At HIPS, Mone focuses on providing opportunities to the LGBTQ community – specifically to transgender women in D.C. She loves sharing her passion and working to cultivate understanding within the D.C. community. She is also a peer educator who enjoys empowering her community with information about housing, employment, HIV/AIDS care, hormone therapy, and transitions.
HIPS began as a resource for female sex workers in D.C. However, as the District evolved, HIPS did along with it and expanded widely into the LGBTQ community. HIPS relies heavily on their population of interns and volunteers to contribute to the many different services being offered.
Mary Pavia, a 21 year-old volunteer at HIPS, is originally from Minnesota.
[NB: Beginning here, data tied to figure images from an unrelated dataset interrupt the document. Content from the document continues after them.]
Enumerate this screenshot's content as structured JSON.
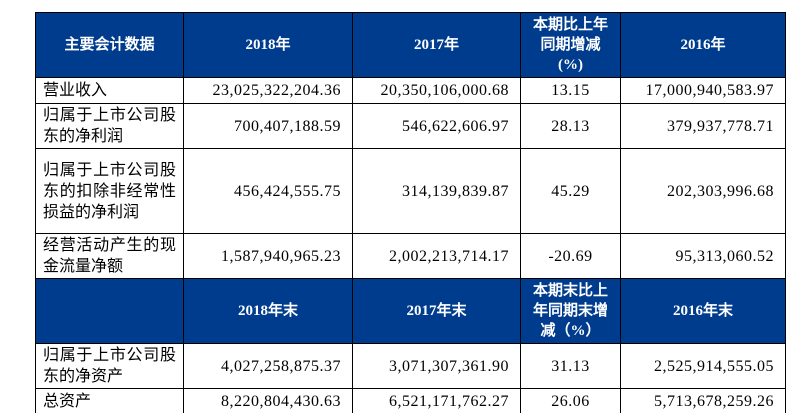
{
  "colors": {
    "header_bg": "#003C8E",
    "header_text": "#FFFFFF",
    "border": "#000000",
    "body_text": "#000000",
    "page_bg": "#FFFFFF"
  },
  "table": {
    "section1": {
      "col_headers": [
        "主要会计数据",
        "2018年",
        "2017年",
        "本期比上年\n同期增减\n(%)",
        "2016年"
      ],
      "rows": [
        {
          "label": "营业收入",
          "y2018": "23,025,322,204.36",
          "y2017": "20,350,106,000.68",
          "change_pct": "13.15",
          "y2016": "17,000,940,583.97"
        },
        {
          "label": "归属于上市公司股东的净利润",
          "y2018": "700,407,188.59",
          "y2017": "546,622,606.97",
          "change_pct": "28.13",
          "y2016": "379,937,778.71"
        },
        {
          "label": "归属于上市公司股东的扣除非经常性损益的净利润",
          "y2018": "456,424,555.75",
          "y2017": "314,139,839.87",
          "change_pct": "45.29",
          "y2016": "202,303,996.68"
        },
        {
          "label": "经营活动产生的现金流量净额",
          "y2018": "1,587,940,965.23",
          "y2017": "2,002,213,714.17",
          "change_pct": "-20.69",
          "y2016": "95,313,060.52"
        }
      ]
    },
    "section2": {
      "col_headers": [
        "",
        "2018年末",
        "2017年末",
        "本期末比上\n年同期末增\n减（%）",
        "2016年末"
      ],
      "rows": [
        {
          "label": "归属于上市公司股东的净资产",
          "y2018": "4,027,258,875.37",
          "y2017": "3,071,307,361.90",
          "change_pct": "31.13",
          "y2016": "2,525,914,555.05"
        },
        {
          "label": "总资产",
          "y2018": "8,220,804,430.63",
          "y2017": "6,521,171,762.27",
          "change_pct": "26.06",
          "y2016": "5,713,678,259.26"
        }
      ]
    }
  }
}
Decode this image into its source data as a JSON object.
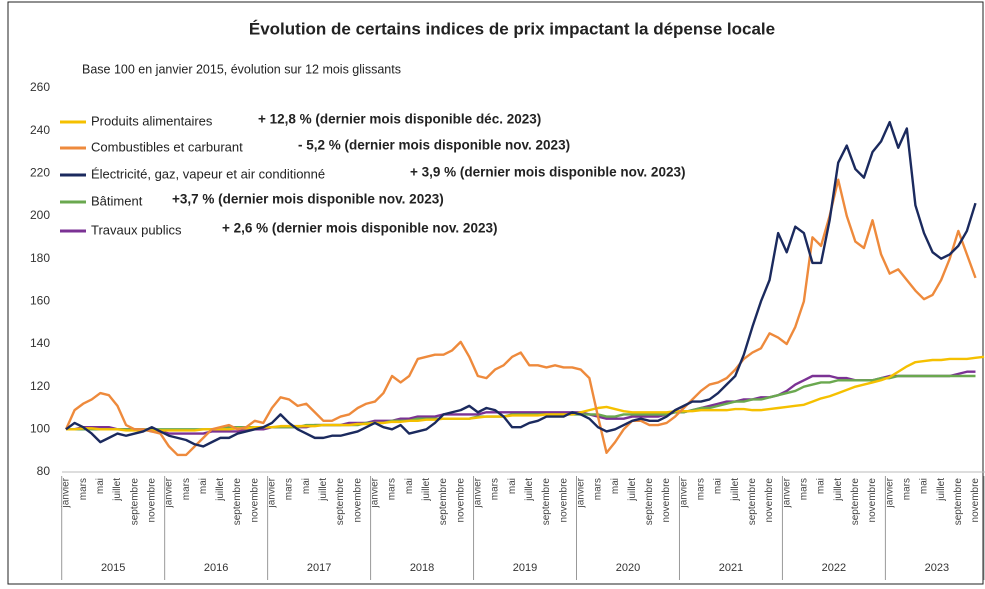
{
  "chart_data": {
    "type": "line",
    "title": "Évolution de certains indices de prix impactant la dépense locale",
    "subtitle": "Base 100 en janvier 2015, évolution sur 12 mois glissants",
    "categories": [
      "janvier",
      null,
      "mars",
      null,
      "mai",
      null,
      "juillet",
      null,
      "septembre",
      null,
      "novembre",
      null,
      "janvier",
      null,
      "mars",
      null,
      "mai",
      null,
      "juillet",
      null,
      "septembre",
      null,
      "novembre",
      null,
      "janvier",
      null,
      "mars",
      null,
      "mai",
      null,
      "juillet",
      null,
      "septembre",
      null,
      "novembre",
      null,
      "janvier",
      null,
      "mars",
      null,
      "mai",
      null,
      "juillet",
      null,
      "septembre",
      null,
      "novembre",
      null,
      "janvier",
      null,
      "mars",
      null,
      "mai",
      null,
      "juillet",
      null,
      "septembre",
      null,
      "novembre",
      null,
      "janvier",
      null,
      "mars",
      null,
      "mai",
      null,
      "juillet",
      null,
      "septembre",
      null,
      "novembre",
      null,
      "janvier",
      null,
      "mars",
      null,
      "mai",
      null,
      "juillet",
      null,
      "septembre",
      null,
      "novembre",
      null,
      "janvier",
      null,
      "mars",
      null,
      "mai",
      null,
      "juillet",
      null,
      "septembre",
      null,
      "novembre",
      null,
      "janvier",
      null,
      "mars",
      null,
      "mai",
      null,
      "juillet",
      null,
      "septembre",
      null,
      "novembre",
      null
    ],
    "years": [
      "2015",
      "2016",
      "2017",
      "2018",
      "2019",
      "2020",
      "2021",
      "2022",
      "2023"
    ],
    "ylim": [
      80,
      260
    ],
    "yticks": [
      80,
      100,
      120,
      140,
      160,
      180,
      200,
      220,
      240,
      260
    ],
    "grid": false,
    "series": [
      {
        "name": "Produits alimentaires",
        "color": "#f5c000",
        "annotation": "+ 12,8 % (dernier mois disponible déc. 2023)",
        "values": [
          100,
          100,
          100.5,
          100.5,
          100,
          100,
          100,
          99.5,
          99.5,
          99.5,
          99.5,
          99.5,
          99.5,
          99.5,
          99.5,
          99.5,
          100,
          100,
          100,
          100,
          100.5,
          100.5,
          101,
          101,
          101,
          101.5,
          101.5,
          101.5,
          101.5,
          101.5,
          102,
          102,
          102,
          102,
          102.5,
          102.5,
          103,
          103,
          103.5,
          103.5,
          104,
          104,
          104.5,
          104.5,
          105,
          105,
          105,
          105,
          105.5,
          106,
          106,
          106,
          106.5,
          106.5,
          106.5,
          106.5,
          107,
          107,
          107,
          107,
          108,
          109,
          110,
          110.5,
          109.5,
          108.5,
          108,
          108,
          108,
          108,
          108,
          108.5,
          108.5,
          108.5,
          109,
          109,
          109,
          109,
          109.5,
          109.5,
          109,
          109,
          109.5,
          110,
          110.5,
          111,
          111.5,
          113,
          114.5,
          115.5,
          117,
          118.5,
          120,
          121,
          122,
          123,
          124.5,
          127,
          129.5,
          131.5,
          132,
          132.5,
          132.5,
          133,
          133,
          133,
          133.5,
          134
        ]
      },
      {
        "name": "Combustibles et carburant",
        "color": "#ee8a3c",
        "annotation": "- 5,2 % (dernier mois disponible nov. 2023)",
        "values": [
          100,
          109,
          112,
          114,
          117,
          116,
          111,
          102,
          100,
          100,
          99,
          98,
          92,
          88,
          88,
          92,
          96,
          100,
          101,
          102,
          100,
          101,
          104,
          103,
          110,
          115,
          114,
          111,
          112,
          108,
          104,
          104,
          106,
          107,
          110,
          112,
          113,
          117,
          125,
          122,
          125,
          133,
          134,
          135,
          135,
          137,
          141,
          134,
          125,
          124,
          128,
          130,
          134,
          136,
          130,
          130,
          129,
          130,
          129,
          129,
          128,
          124,
          106,
          89,
          94,
          100,
          104,
          104,
          102,
          102,
          103,
          106,
          110,
          114,
          118,
          121,
          122,
          124,
          128,
          133,
          136,
          138,
          145,
          143,
          140,
          148,
          160,
          190,
          186,
          200,
          217,
          200,
          188,
          185,
          198,
          182,
          173,
          175,
          170,
          165,
          161,
          163,
          170,
          180,
          193,
          182,
          171,
          null
        ]
      },
      {
        "name": "Électricité, gaz, vapeur et air conditionné",
        "color": "#1b2a5e",
        "annotation": "+ 3,9 % (dernier mois disponible nov. 2023)",
        "values": [
          100,
          103,
          101,
          98,
          94,
          96,
          98,
          97,
          98,
          99,
          101,
          99,
          97,
          96,
          95,
          93,
          92,
          94,
          96,
          96,
          98,
          99,
          100,
          101,
          103,
          107,
          103,
          100,
          98,
          96,
          96,
          97,
          97,
          98,
          99,
          101,
          103,
          101,
          100,
          102,
          98,
          99,
          100,
          103,
          107,
          108,
          109,
          111,
          108,
          110,
          109,
          106,
          101,
          101,
          103,
          104,
          106,
          106,
          106,
          108,
          107,
          105,
          101,
          99,
          100,
          102,
          104,
          105,
          104,
          104,
          106,
          109,
          111,
          113,
          113,
          114,
          117,
          121,
          125,
          135,
          148,
          160,
          170,
          192,
          183,
          195,
          192,
          178,
          178,
          198,
          225,
          233,
          222,
          218,
          230,
          235,
          244,
          232,
          241,
          205,
          192,
          183,
          180,
          182,
          186,
          193,
          206,
          null
        ]
      },
      {
        "name": "Bâtiment",
        "color": "#6aa84f",
        "annotation": "+3,7 % (dernier mois disponible nov. 2023)",
        "values": [
          100,
          100,
          100,
          100,
          100,
          100,
          100,
          100,
          100,
          100,
          100,
          100,
          100,
          100,
          100,
          100,
          100,
          100,
          100,
          101,
          101,
          101,
          101,
          101,
          101,
          101,
          101,
          101,
          102,
          102,
          102,
          102,
          102,
          102,
          102,
          103,
          103,
          103,
          104,
          104,
          104,
          105,
          105,
          105,
          105,
          105,
          105,
          105,
          106,
          106,
          106,
          106,
          107,
          107,
          107,
          107,
          107,
          107,
          107,
          107,
          107,
          107,
          107,
          106,
          106,
          107,
          107,
          107,
          107,
          107,
          107,
          108,
          108,
          109,
          110,
          110,
          111,
          112,
          113,
          113,
          114,
          114,
          115,
          116,
          117,
          118,
          120,
          121,
          122,
          122,
          123,
          123,
          123,
          123,
          123,
          124,
          124,
          125,
          125,
          125,
          125,
          125,
          125,
          125,
          125,
          125,
          125,
          null
        ]
      },
      {
        "name": "Travaux publics",
        "color": "#7b3294",
        "annotation": "+ 2,6 % (dernier mois disponible nov. 2023)",
        "values": [
          100,
          100,
          101,
          101,
          101,
          101,
          100,
          100,
          100,
          100,
          99,
          99,
          98,
          98,
          98,
          98,
          98,
          99,
          99,
          99,
          99,
          100,
          100,
          100,
          101,
          101,
          101,
          101,
          101,
          102,
          102,
          102,
          102,
          103,
          103,
          103,
          104,
          104,
          104,
          105,
          105,
          106,
          106,
          106,
          107,
          107,
          107,
          107,
          107,
          108,
          108,
          108,
          108,
          108,
          108,
          108,
          108,
          108,
          108,
          108,
          108,
          107,
          106,
          105,
          105,
          105,
          106,
          106,
          106,
          106,
          107,
          108,
          108,
          109,
          110,
          111,
          112,
          113,
          113,
          114,
          114,
          115,
          115,
          116,
          118,
          121,
          123,
          125,
          125,
          125,
          124,
          124,
          123,
          123,
          123,
          124,
          125,
          125,
          125,
          125,
          125,
          125,
          125,
          125,
          126,
          127,
          127,
          null
        ]
      }
    ]
  }
}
In order to be a volunteer at HIPS she had to complete 40 hours of direct service volunteer training about topics such as service provider privilege, crisis intervention, and harm reductionist tools for counseling clients about safer sex and safer drug use.
“In studying various diseases, health problems, and barriers to healthcare as a public health major, it is clear the burden of many of these issues disproportionately and unfairly affect low income, disenfranchised, and underserved populations,” Pavia said. “So, I reached out to volunteer at HIPS to engage with people impacted and involved with sexual exchange and/or drug use.”
HIPS began in 1993 as a cooperative extension service of the Center for Disease Control (CDC) solely focusing on young women on the streets. In 1996, they opened their doors in collaboration with an AIDS organization.
“It became clear that many of the ‘women’ that we were helping were not biological women,” Mone said. “So, it was kind of necessary to expand our services to incorporate the necessary care for transgender individuals.”
In 2009, HIPS adapted Safety Counts for transgender women and men to help increase self efficacy and reach risk reduction goals in their lives. During this time, HIPS also launched a pretrial Diversion Program for transgender women arrested for solicitation related offenses aimed to reduce incarceration and recidivism.
“Many people I work with are transgender-women of color, often sex workers or drug users,” Priva said. “Due to stigma and discrimination, these folks struggle to find non-judgmental health services, hindering their ability to live healthier lives.”
Volunteer likes Pavia are able to carry out street-based outreach, needle exchange, condom distribution, and harm reduction micro-counseling around D.C. twice per month from an overnight outreach van. Although the HIPS clients vary, all are impacted by some systemic oppression that may include sex, race, class, and ability.
“I believe the stigma and discrimination of trans-folks that leads to structural violence and police brutality of this community is a major problem,” Pavia says. “And the felt and enacted stigma that trans individuals face in the health sector has justifiably caused many transgender people to not feel comfortable to seek care.”
According to Mone, HIPS had 84 transgender support groups in 2014 and though she does not know the exact current number, it has largely increased over the last two and a half years.
“This is why transgender care is so necessary,” Pavia said. “This community needs to have affordable and accessible care without fear of judgment or discrimination.”